A photo may speak a thousand words, but the girl from one of history’s most iconic photos has a lot more than 1,000 words to share about how she became known as the Vietnamese “napalm girl.”

Kim Phuc Phan Thi, who as a child was photographed running naked from a napalm attack in Vietnam, says her new book “Fire Road” is meant to encourage peace.

Phuc Phan Thi was only nine-years-old when she was famously photographed in a moment of extreme pain and terror on June 8, 1972, naked and crying as she fled an attack in Vietnam. The Associated Press photographer Nick Ut snapped the Pulitzer Prize-winning image, then put his camera aside and swept Phuc Phan Thi up in his arms before taking her to hospital for treatment.

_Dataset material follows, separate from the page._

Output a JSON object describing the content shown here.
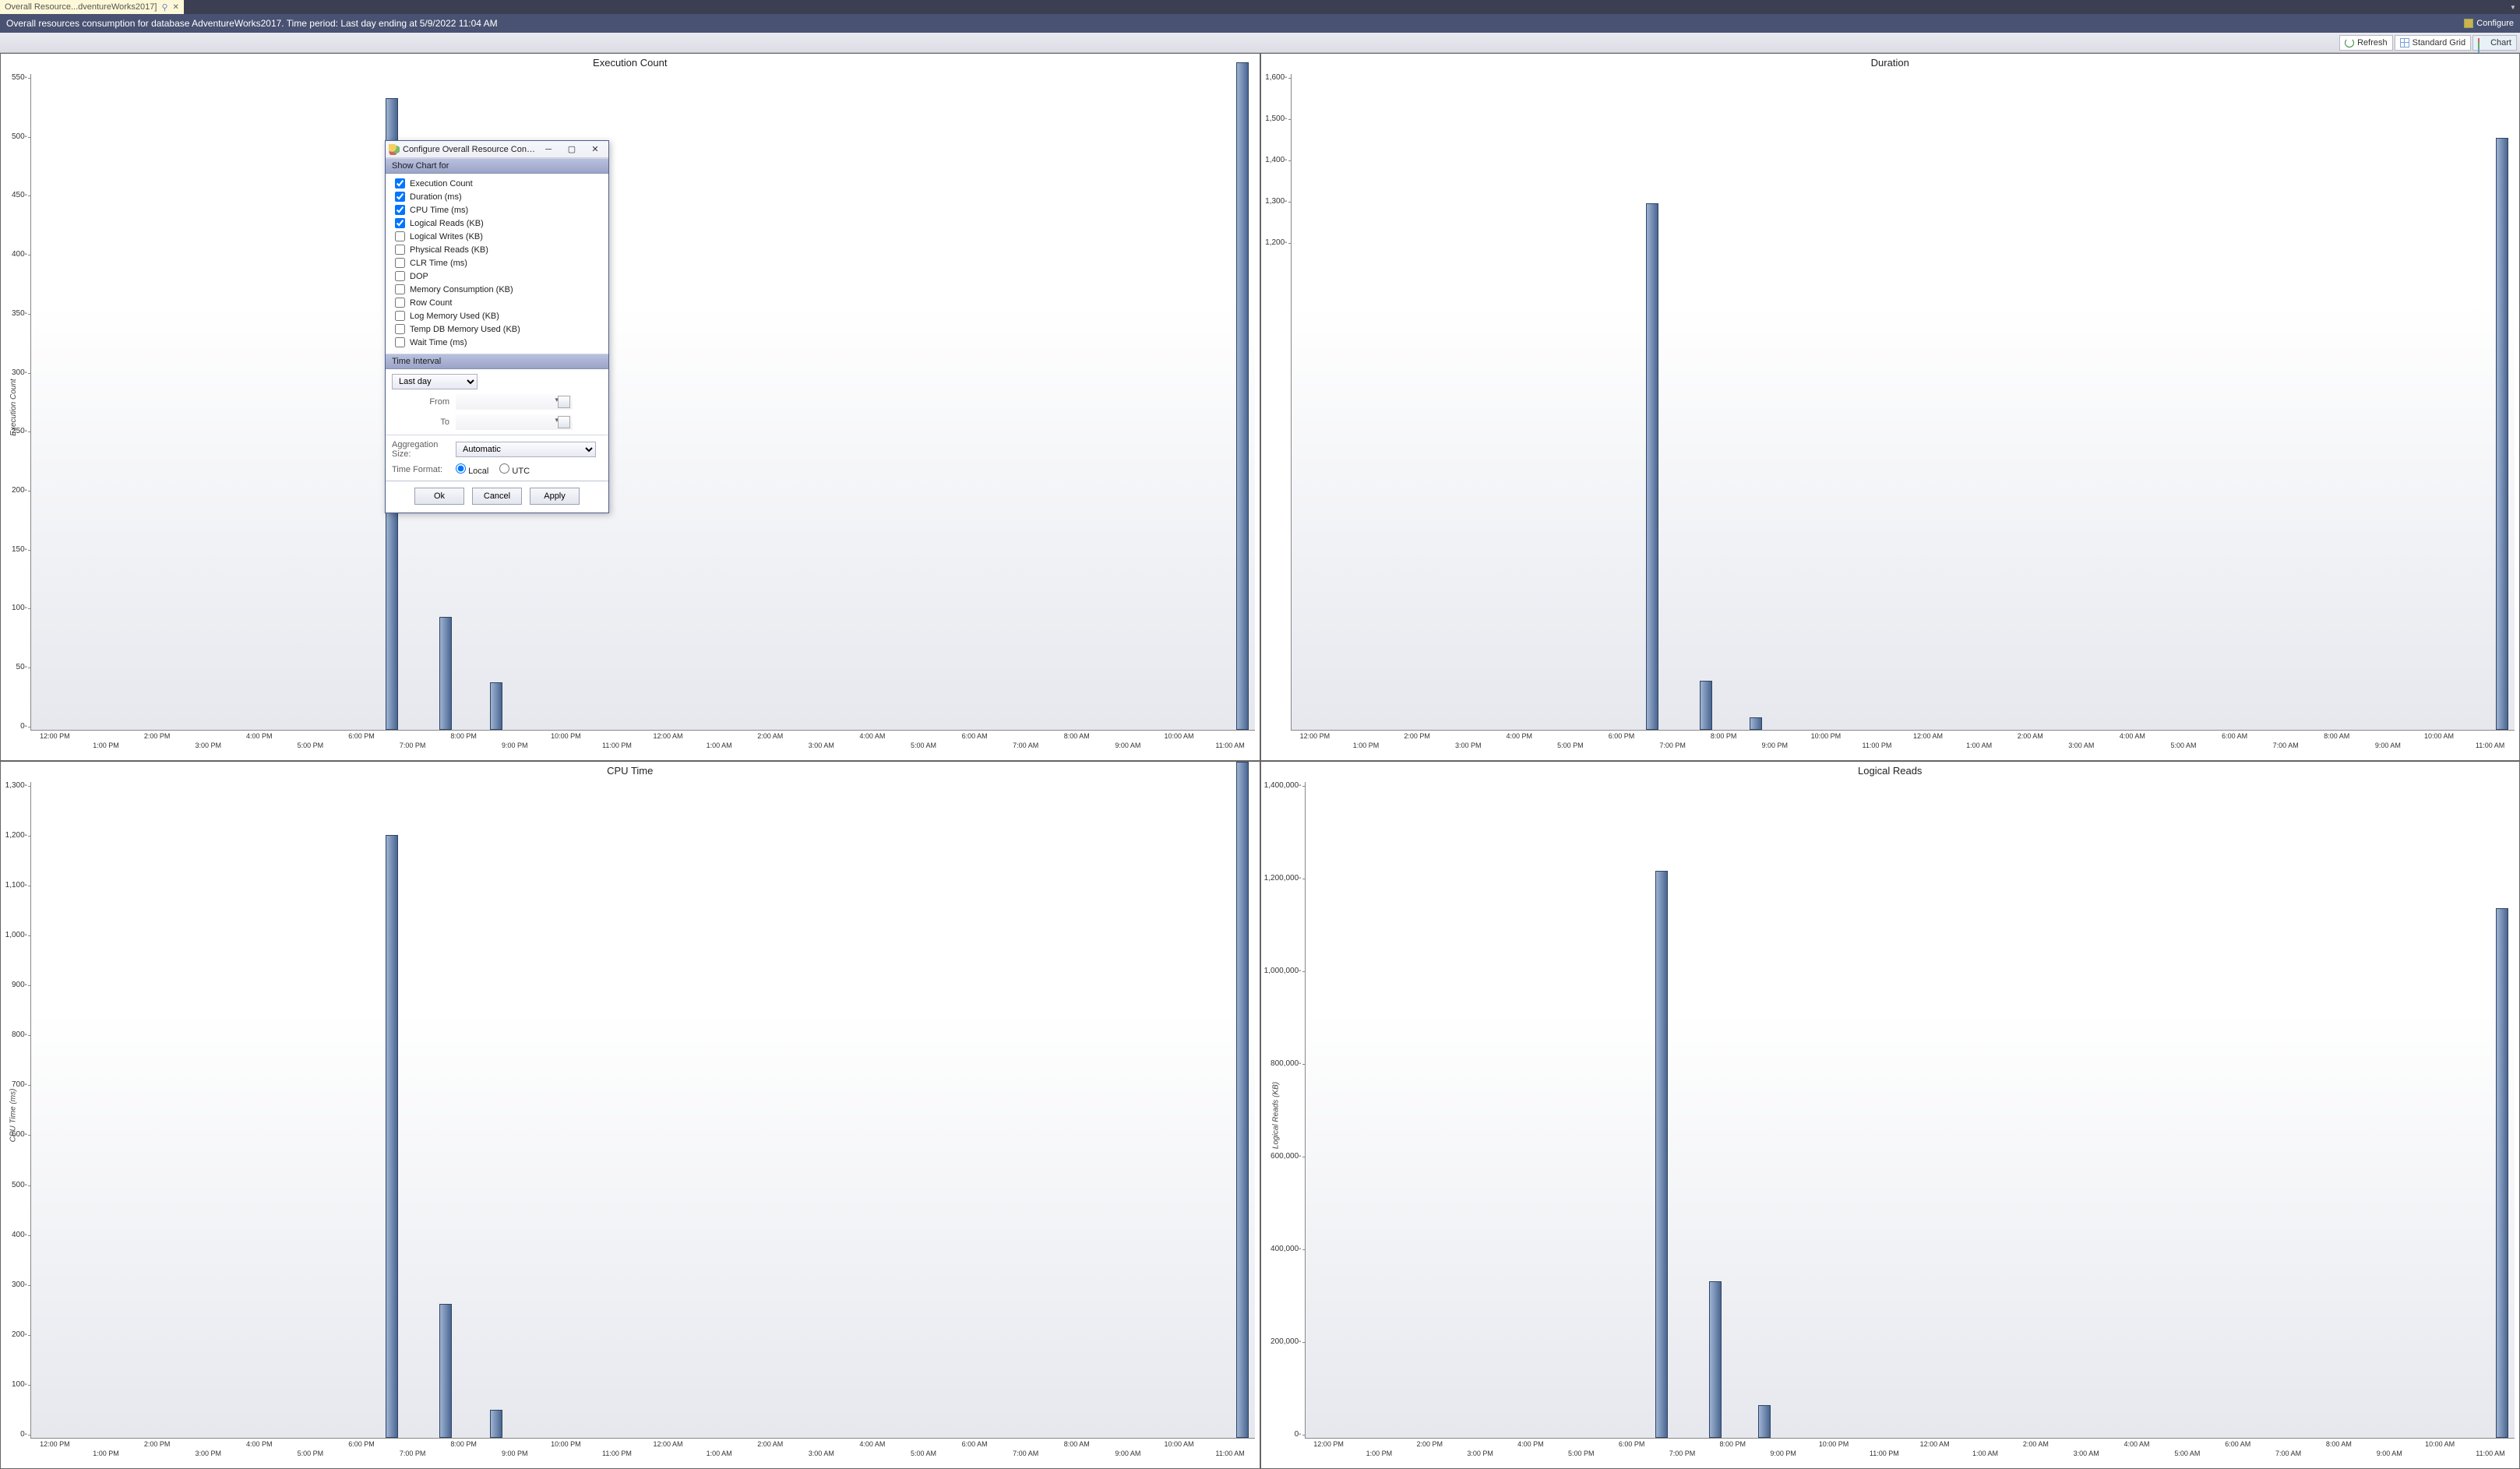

“He saved my life,” Phuc Phan Thi told CTV’s Your Morning on Tuesday. She says she maintains a relationship with the photographer, whom she now calls Uncle Ut. “He’s my hero.”

Phuc Phan Thi says hospital staff expected her to die, and even went so far as to send her to the morgue. But Phuc Phan Thi clung to life, and was ultimately reunited with her parents in the same morgue where doctors had expected her to die.

She says she feels “sad” that she had to face such hardship, but she’s also proud of the photo that came out of it.

“I can work with it for peace,” said Phuc Phan Thi, who is now a mother.

“I’d never let the same thing happen to my child.”